Sur la rive droite du Saint-Maurice un spectacle vient nous réjouir et nous surprendre en même temps : Une maison en pierre, la plus vaste que nous ayons encore vue sur le Saint-Maurice, s’élève sur le point culminant de la côte, et commande ainsi le fleuve et les environs. En examinant ses blanches murailles, ses cheminées massives et ses formes antiques, nous la connaissons pour la sœur de cette vieille maison du Platon des Trois-Rivières, où nous avons passé les plus belles années de notre jeunesse studieuse ; c’est la Grande Maison des vieilles forges Saint-Maurice, bâtie par M. Chaussegros de Léry, une vingtaine d’années avant la conquête, quand les forges marchaient au nom et au profit du roi de France. La position seule de cette maison me dirait qu’elle est ancienne ; si elle eut été bâtie par les hommes de notre temps, je suis sûr qu’ils auraient trouvé quelque prétexte pour la placer dans un trou.
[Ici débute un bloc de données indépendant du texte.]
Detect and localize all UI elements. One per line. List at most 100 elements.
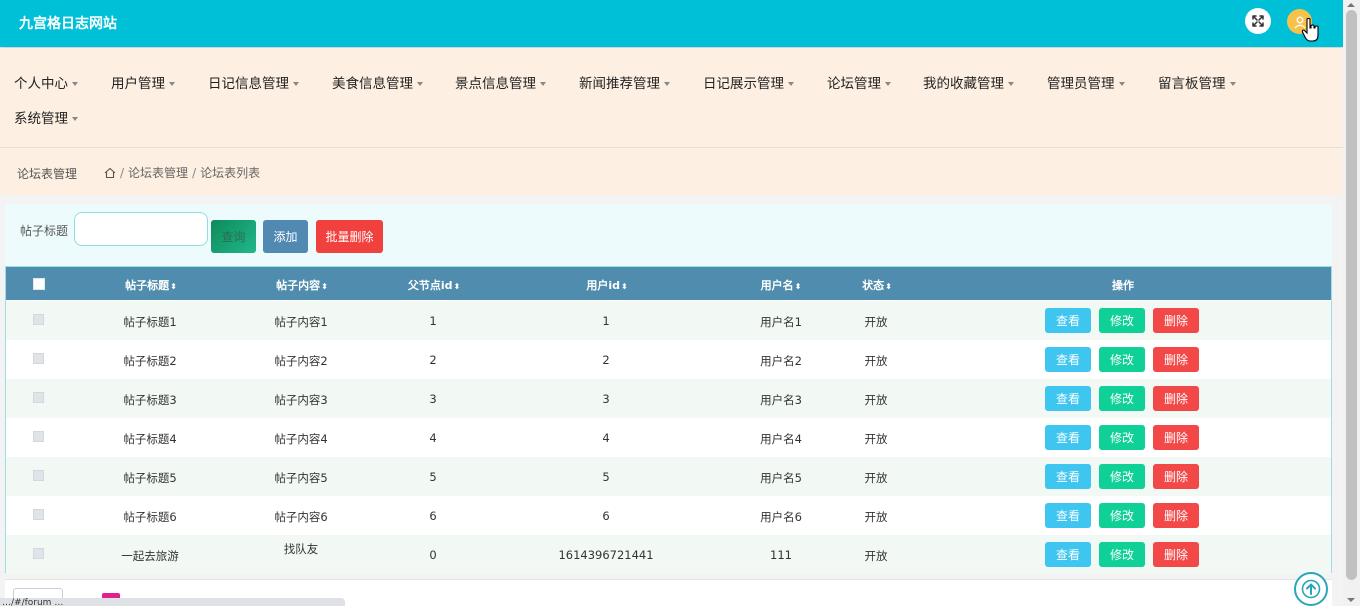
row-checkbox[interactable] [33, 431, 44, 442]
delete-button[interactable]: 删除 [1153, 308, 1199, 333]
column-header-parent-id[interactable]: 父节点id⬍ [408, 277, 460, 293]
nav-item-label: 景点信息管理 [455, 76, 536, 92]
breadcrumb-bar: 论坛表管理 / 论坛表管理 / 论坛表列表 [0, 149, 1343, 195]
forum-table: 帖子标题⬍ 帖子内容⬍ 父节点id⬍ 用户id⬍ 用户名⬍ 状态⬍ 操作 帖子标… [5, 266, 1332, 574]
delete-button[interactable]: 删除 [1153, 425, 1199, 450]
home-icon[interactable] [104, 167, 116, 179]
search-label: 帖子标题 [20, 224, 69, 238]
page-title: 论坛表管理 [17, 167, 78, 181]
delete-button[interactable]: 删除 [1153, 347, 1199, 372]
column-header-actions: 操作 [1112, 277, 1134, 293]
edit-button[interactable]: 修改 [1099, 386, 1145, 411]
nav-item-system-management[interactable]: 系统管理 [14, 107, 78, 127]
nav-item-admin-management[interactable]: 管理员管理 [1047, 72, 1125, 92]
nav-item-label: 日记信息管理 [208, 76, 289, 92]
nav-item-scenic-management[interactable]: 景点信息管理 [455, 72, 546, 92]
cell-content: 帖子内容4 [274, 432, 328, 446]
select-all-checkbox[interactable] [33, 278, 45, 290]
view-button[interactable]: 查看 [1045, 425, 1091, 450]
sort-icon: ⬍ [170, 282, 177, 291]
nav-item-label: 个人中心 [14, 76, 68, 92]
column-header-user-id[interactable]: 用户id⬍ [586, 277, 627, 293]
nav-item-personal-center[interactable]: 个人中心 [14, 72, 78, 92]
cell-parent-id: 1 [429, 314, 437, 328]
cell-parent-id: 3 [429, 392, 437, 406]
search-button[interactable]: 查询 [211, 220, 256, 253]
nav-item-label: 留言板管理 [1158, 76, 1226, 92]
edit-button[interactable]: 修改 [1099, 425, 1145, 450]
cell-status: 开放 [864, 315, 888, 329]
edit-button[interactable]: 修改 [1099, 308, 1145, 333]
nav-item-message-board-management[interactable]: 留言板管理 [1158, 72, 1236, 92]
column-header-label: 状态 [862, 279, 885, 292]
column-header-status[interactable]: 状态⬍ [862, 277, 892, 293]
cell-username: 用户名5 [760, 471, 802, 485]
nav-item-label: 美食信息管理 [332, 76, 413, 92]
view-button[interactable]: 查看 [1045, 503, 1091, 528]
row-checkbox[interactable] [33, 353, 44, 364]
back-to-top-button[interactable] [1294, 572, 1328, 606]
caret-down-icon [1229, 82, 1236, 86]
nav-item-diary-display-management[interactable]: 日记展示管理 [703, 72, 794, 92]
cell-user-id: 5 [602, 470, 610, 484]
scroll-up-arrow-icon[interactable] [1347, 3, 1355, 7]
table-row: 帖子标题1 帖子内容1 1 1 用户名1 开放 查看 修改 删除 [6, 301, 1331, 340]
batch-delete-button[interactable]: 批量删除 [316, 220, 383, 253]
table-row: 帖子标题2 帖子内容2 2 2 用户名2 开放 查看 修改 删除 [6, 340, 1331, 379]
edit-button[interactable]: 修改 [1099, 542, 1145, 567]
sort-icon: ⬍ [620, 282, 628, 291]
fullscreen-button[interactable] [1245, 8, 1271, 34]
cell-user-id: 4 [602, 431, 610, 445]
cell-username: 用户名6 [760, 510, 802, 524]
view-button[interactable]: 查看 [1045, 464, 1091, 489]
column-header-title[interactable]: 帖子标题⬍ [125, 277, 177, 293]
column-header-username[interactable]: 用户名⬍ [761, 277, 802, 293]
cell-parent-id: 5 [429, 470, 437, 484]
row-checkbox[interactable] [33, 548, 44, 559]
cell-parent-id: 6 [429, 509, 437, 523]
edit-button[interactable]: 修改 [1099, 503, 1145, 528]
edit-button[interactable]: 修改 [1099, 347, 1145, 372]
view-button[interactable]: 查看 [1045, 308, 1091, 333]
cell-user-id: 1 [602, 314, 610, 328]
cell-title: 帖子标题1 [123, 315, 177, 329]
breadcrumb-separator: / [192, 165, 197, 180]
scroll-down-arrow-icon[interactable] [1347, 598, 1355, 602]
column-header-content[interactable]: 帖子内容⬍ [276, 277, 328, 293]
nav-item-food-management[interactable]: 美食信息管理 [332, 72, 423, 92]
delete-button[interactable]: 删除 [1153, 464, 1199, 489]
nav-item-news-management[interactable]: 新闻推荐管理 [579, 72, 670, 92]
nav-item-favorites-management[interactable]: 我的收藏管理 [923, 72, 1014, 92]
delete-button[interactable]: 删除 [1153, 386, 1199, 411]
site-title: 九宫格日志网站 [19, 16, 117, 32]
table-row: 一起去旅游 找队友 0 1614396721441 111 开放 查看 修改 删… [6, 535, 1331, 574]
nav-item-forum-management[interactable]: 论坛管理 [827, 72, 891, 92]
scrollbar-thumb[interactable] [1346, 10, 1357, 580]
delete-button[interactable]: 删除 [1153, 503, 1199, 528]
nav-item-label: 日记展示管理 [703, 76, 784, 92]
cell-username: 用户名3 [760, 393, 802, 407]
nav-item-diary-management[interactable]: 日记信息管理 [208, 72, 299, 92]
nav-item-user-management[interactable]: 用户管理 [111, 72, 175, 92]
row-checkbox[interactable] [33, 509, 44, 520]
cell-title: 帖子标题3 [123, 393, 177, 407]
cell-parent-id: 4 [429, 431, 437, 445]
column-header-label: 帖子标题 [125, 279, 170, 292]
edit-button[interactable]: 修改 [1099, 464, 1145, 489]
post-title-search-input[interactable] [74, 212, 208, 246]
view-button[interactable]: 查看 [1045, 542, 1091, 567]
row-checkbox[interactable] [33, 314, 44, 325]
cell-parent-id: 2 [429, 353, 437, 367]
caret-down-icon [885, 82, 891, 86]
delete-button[interactable]: 删除 [1153, 542, 1199, 567]
add-button[interactable]: 添加 [263, 220, 308, 253]
breadcrumb-level2: 论坛表列表 [200, 166, 261, 180]
view-button[interactable]: 查看 [1045, 386, 1091, 411]
cell-status: 开放 [864, 471, 888, 485]
table-header: 帖子标题⬍ 帖子内容⬍ 父节点id⬍ 用户id⬍ 用户名⬍ 状态⬍ 操作 [6, 267, 1331, 300]
nav-item-label: 论坛管理 [827, 76, 881, 92]
breadcrumb-level1[interactable]: 论坛表管理 [128, 164, 188, 181]
row-checkbox[interactable] [33, 392, 44, 403]
row-checkbox[interactable] [33, 470, 44, 481]
view-button[interactable]: 查看 [1045, 347, 1091, 372]
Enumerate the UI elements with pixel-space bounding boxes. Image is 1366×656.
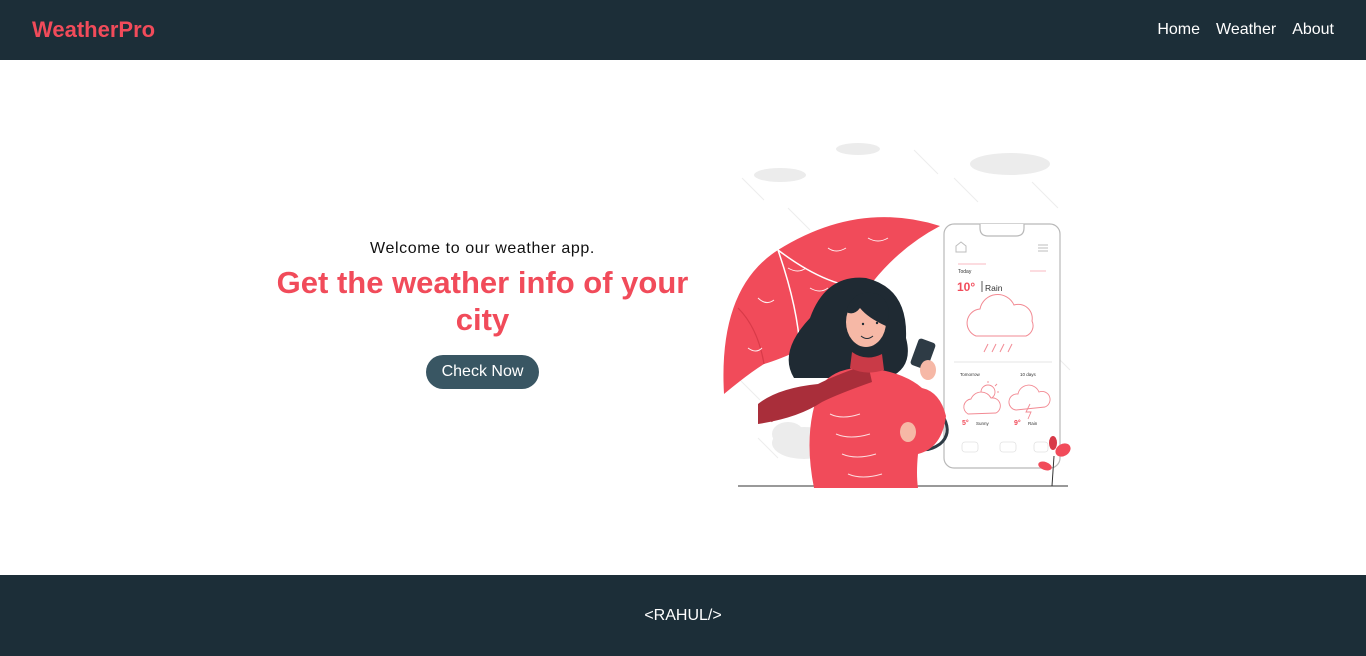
nav-link-home[interactable]: Home (1157, 21, 1200, 39)
nav-link-weather[interactable]: Weather (1216, 21, 1276, 39)
welcome-text: Welcome to our weather app. (370, 240, 595, 257)
top-navbar: WeatherPro Home Weather About (0, 0, 1366, 60)
hero-section: Welcome to our weather app. Get the weat… (250, 240, 715, 389)
nav-link-about[interactable]: About (1292, 21, 1334, 39)
phone-today-label: Today (958, 269, 972, 275)
phone-today-temp: 10° (957, 280, 975, 294)
page-footer: <RAHUL/> (0, 575, 1366, 656)
weather-illustration: Today 10° Rain Tomorrow 10 days 5° Sunny… (723, 143, 1071, 488)
phone-tomorrow-condition: Sunny (976, 421, 990, 426)
phone-today-condition: Rain (985, 283, 1003, 293)
phone-tomorrow-temp: 5° (962, 419, 969, 427)
phone-tendays-condition: Rain (1028, 421, 1038, 426)
hero-headline: Get the weather info of your city (276, 265, 689, 337)
phone-mockup: Today 10° Rain Tomorrow 10 days 5° Sunny… (943, 223, 1061, 469)
phone-tendays-label: 10 days (1020, 372, 1037, 377)
brand-logo[interactable]: WeatherPro (32, 17, 155, 43)
check-now-button[interactable]: Check Now (425, 355, 540, 389)
nav-links: Home Weather About (1157, 21, 1334, 39)
phone-tendays-temp: 9° (1014, 419, 1021, 427)
footer-credit: <RAHUL/> (644, 606, 722, 624)
phone-tomorrow-label: Tomorrow (960, 372, 981, 377)
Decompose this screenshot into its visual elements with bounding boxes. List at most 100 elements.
Les mouvements extraordinaires de notre petit canot nous font bien voir que nous sommes entrés dans le rapide des Forges ; mais avant de passer la partie la plus redoutable, nous allons visiter le petit village des Forges, si intéressant par ses souvenirs historiques.

Nous abordons à un endroit où la côte est taillée à pic ; différents petits filets d’eau en descendent, et nous allons nous y désaltérer.

Il y en a qui font portage ici comme à la Gabelle, mais il ne s’agit pas de cela pour nous ; on ne nous prendra pas pour des enfants, je suppose !


  1. La Gabelle est à 5 lieues des Trois-Rivières.
  2. Ici, aux Trois-Rivières, sur le Platon, la Table ou le Cap Métabéroutin. (Note de Benjamin Sulte.)
  3. Le même tour était arrivé à des Iroquois qui ne connaissaient pas le St-Maurice, de là le premier nom de cette chute.